In 2002, Norman and his younger brother Gordon commenced family research, discovering numerous maternal relatives in America and in Israel. However, the research confirmed that all their Polish father’s side with one exception had perished in the Holocaust. Norman also analysed WWI archives relating to his three Australian uncles to find that one was in the first wave at Gallipoli and had somehow survived the bungling and butchery of the Nek. Another served in the AIF in France and a third, one of the pioneers of reinforced concrete in Australia, answered the English call for qualified engineers to assist in munitions production.

Until his eyesight started failing, he was a prolific letter writer to local and Sydney newspapers, using his expertise to contribute to the political debates around transport and rural water management. He developed many computer skills that he learned and passed on through Computer Pals in his 80s. More recently, the generous spirit he used to contribute to aid projects around the world as an engineer expanded to saving his income for small, curated aid projects overseas such as greening the desert with Australian natives in modern Israel to commemorate his ancestors and the family lost to the Holocaust.
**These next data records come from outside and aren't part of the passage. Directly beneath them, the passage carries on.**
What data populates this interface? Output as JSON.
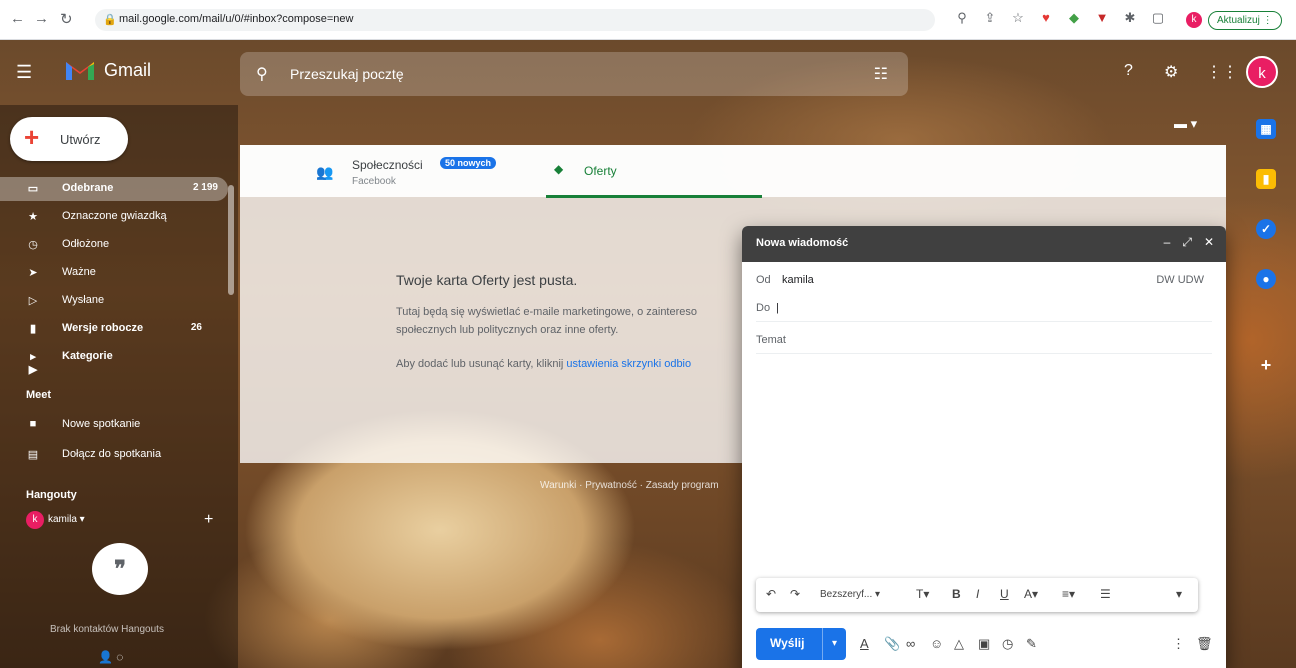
{
  "browser": {
    "url": "mail.google.com/mail/u/0/#inbox?compose=new",
    "update_label": "Aktualizuj",
    "profile_initial": "k"
  },
  "gmail": {
    "app_name": "Gmail",
    "search_placeholder": "Przeszukaj pocztę",
    "avatar_initial": "k"
  },
  "sidebar": {
    "compose_label": "Utwórz",
    "items": [
      {
        "label": "Odebrane",
        "count": "2 199",
        "icon": "inbox-icon"
      },
      {
        "label": "Oznaczone gwiazdką",
        "count": "",
        "icon": "star-icon"
      },
      {
        "label": "Odłożone",
        "count": "",
        "icon": "clock-icon"
      },
      {
        "label": "Ważne",
        "count": "",
        "icon": "important-icon"
      },
      {
        "label": "Wysłane",
        "count": "",
        "icon": "send-icon"
      },
      {
        "label": "Wersje robocze",
        "count": "26",
        "icon": "draft-icon"
      },
      {
        "label": "Kategorie",
        "count": "",
        "icon": "label-icon"
      }
    ],
    "meet_title": "Meet",
    "meet_items": [
      {
        "label": "Nowe spotkanie",
        "icon": "video-icon"
      },
      {
        "label": "Dołącz do spotkania",
        "icon": "keyboard-icon"
      }
    ],
    "hangouts_title": "Hangouty",
    "hangouts_user": "kamila",
    "hangouts_user_initial": "k",
    "no_contacts": "Brak kontaktów Hangouts"
  },
  "tabs": {
    "social_label": "Społeczności",
    "social_badge": "50 nowych",
    "social_sub": "Facebook",
    "offers_label": "Oferty"
  },
  "empty": {
    "title": "Twoje karta Oferty jest pusta.",
    "desc1": "Tutaj będą się wyświetlać e-maile marketingowe, o zaintereso",
    "desc2": "społecznych lub politycznych oraz inne oferty.",
    "hint_prefix": "Aby dodać lub usunąć karty, kliknij ",
    "hint_link": "ustawienia skrzynki odbio"
  },
  "footer": {
    "text": "Warunki · Prywatność · Zasady program"
  },
  "compose": {
    "title": "Nowa wiadomość",
    "from_key": "Od",
    "from_value": "kamila",
    "cc_label": "DW UDW",
    "to_key": "Do",
    "subject_placeholder": "Temat",
    "font_label": "Bezszeryf...",
    "send_label": "Wyślij"
  },
  "colors": {
    "accent": "#1a73e8",
    "offers_green": "#188038",
    "avatar_pink": "#e91e63"
  }
}
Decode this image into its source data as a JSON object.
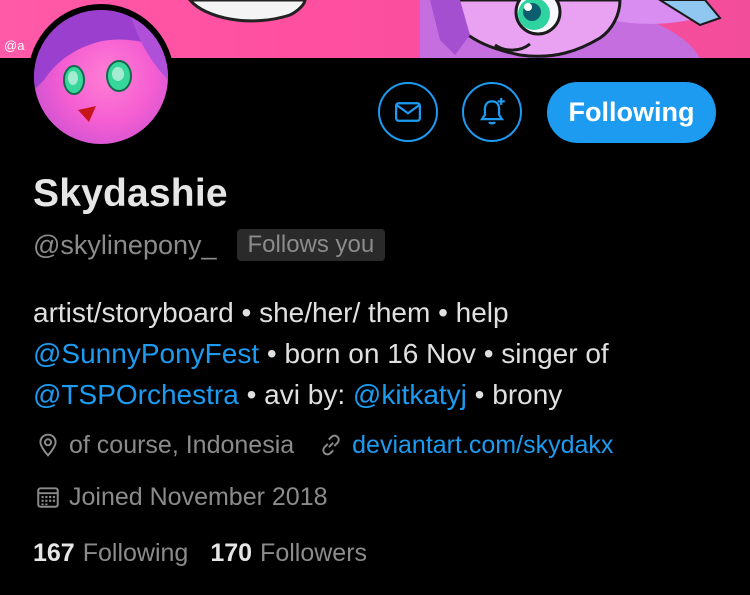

His ongoing recreational interests included an appreciation of classical music, gardening, beach swimming and watching the Sydney Swans. He outlived many close friends who he shared various interests with such as fishing, bushwalking and AFL. These outdoor activities took him to many beautiful places in NSW and interstate which otherwise he might never have visited. From the perspective developed from his international travels he maintained that being able to follow these pursuits all year round in the immediate vicinity of a large city, was something rarely matched anywhere else in the world.  He resided on the Northern Beaches of Sydney for his last 50 years and was very fond of its beaches and national parks.